Question: This passage below require analysis and breakdown When the Federal Reserve Bank raises interest rates, it immediately effects the weighted average cost of capital because

This passage below require analysis and breakdown
When the Federal Reserve Bank raises interest rates, it immediately effects the weighted average cost of capital because it also increased the risk-free interest rate. The risk-free interest rate is used to calculate the weighted average cost of capital, and if it increases it also increases the weighted average cost of capital (Folger, 2020). If the weighted average cost of capital increases, it could also increase the default risk. Which could cause the default premiums to increase and additionally increase the interest rate used for the weighted average cost of capital. Shorter terms to maturity, on a firms debt, see higher effects of the increased rates, but the longer the time of maturity the longer it takes to see the highest effect (Folger, 2020).
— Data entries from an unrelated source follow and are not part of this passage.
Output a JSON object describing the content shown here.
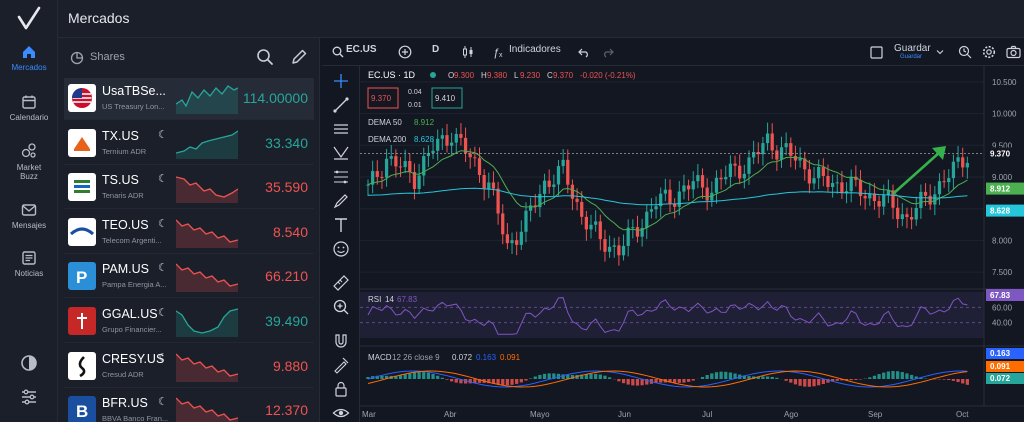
{
  "header": {
    "title": "Mercados"
  },
  "nav": {
    "items": [
      {
        "label": "Mercados",
        "icon": "home-icon",
        "active": true
      },
      {
        "label": "Calendario",
        "icon": "calendar-icon"
      },
      {
        "label": "Market",
        "label2": "Buzz",
        "icon": "market-buzz-icon"
      },
      {
        "label": "Mensajes",
        "icon": "mail-icon"
      },
      {
        "label": "Noticias",
        "icon": "news-icon"
      }
    ]
  },
  "watchlist": {
    "title": "Shares",
    "rows": [
      {
        "symbol": "UsaTBSe...",
        "name": "US Treasury Lon...",
        "price": "114.00000",
        "trend": "up",
        "moon": false
      },
      {
        "symbol": "TX.US",
        "name": "Ternium ADR",
        "price": "33.340",
        "trend": "up",
        "moon": true
      },
      {
        "symbol": "TS.US",
        "name": "Tenaris ADR",
        "price": "35.590",
        "trend": "down",
        "moon": true
      },
      {
        "symbol": "TEO.US",
        "name": "Telecom Argenti...",
        "price": "8.540",
        "trend": "down",
        "moon": true
      },
      {
        "symbol": "PAM.US",
        "name": "Pampa Energia A...",
        "price": "66.210",
        "trend": "down",
        "moon": true
      },
      {
        "symbol": "GGAL.US",
        "name": "Grupo Financier...",
        "price": "39.490",
        "trend": "up",
        "moon": true
      },
      {
        "symbol": "CRESY.US",
        "name": "Cresud ADR",
        "price": "9.880",
        "trend": "down",
        "moon": true
      },
      {
        "symbol": "BFR.US",
        "name": "BBVA Banco Fran...",
        "price": "12.370",
        "trend": "down",
        "moon": true
      }
    ]
  },
  "toolbar": {
    "symbol": "EC.US",
    "interval": "D",
    "indicators": "Indicadores",
    "save": "Guardar",
    "save_sub": "Guardar"
  },
  "chart": {
    "legend_symbol": "EC.US · 1D",
    "o_label": "O",
    "o": "9.300",
    "h_label": "H",
    "h": "9.380",
    "l_label": "L",
    "l": "9.230",
    "c_label": "C",
    "c": "9.370",
    "change": "-0.020 (-0.21%)",
    "sell_price": "9.370",
    "spread_top": "0.04",
    "spread_bottom": "0.01",
    "buy_price": "9.410",
    "dema50_label": "DEMA 50",
    "dema50": "8.912",
    "dema200_label": "DEMA 200",
    "dema200": "8.628",
    "rsi_label": "RSI",
    "rsi_period": "14",
    "rsi_value": "67.83",
    "macd_label": "MACD",
    "macd_params": "12 26 close 9",
    "macd_v1": "0.072",
    "macd_v2": "0.163",
    "macd_v3": "0.091",
    "price_axis": [
      "10.500",
      "10.000",
      "9.500",
      "9.000",
      "8.500",
      "8.000",
      "7.500"
    ],
    "badges": {
      "last": "9.370",
      "dema50": "8.912",
      "dema200": "8.628",
      "rsi": "67.83",
      "macd_a": "0.163",
      "macd_b": "0.091",
      "macd_c": "0.072"
    },
    "rsi_axis": [
      "60.00",
      "40.00"
    ],
    "time_axis": [
      "Mar",
      "Abr",
      "Mayo",
      "Jun",
      "Jul",
      "Ago",
      "Sep",
      "Oct"
    ],
    "colors": {
      "up": "#26a69a",
      "down": "#ef5350",
      "dema50": "#4caf50",
      "dema200": "#26c6da",
      "rsi": "#7e57c2",
      "accent": "#3a8cff"
    }
  }
}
Good economical conditions allows the default risk to be reduced, which also reduces the weighted average cost of capital, but it also may cause the Federal Reserve Bank to increase interest rates (Folger, 2020).
Mistakes could be made while estimating the weighted average cost of capital because each method of calculation uses a form of estimation. The numbers are not exact, which causes a variation of estimates. Another reason for a mistake is that the calculation uses an expected cost of return, which does not use any history of returns for the company (Finance Train, 2013). Also, the density of the companys capital structure also makes the weighted average cost of capital more challenging to estimate. These different mistakes, or methods, are the reason that two different analyst will never come up with the same value for the weighted average cost of capital. (Finance Train, 2013).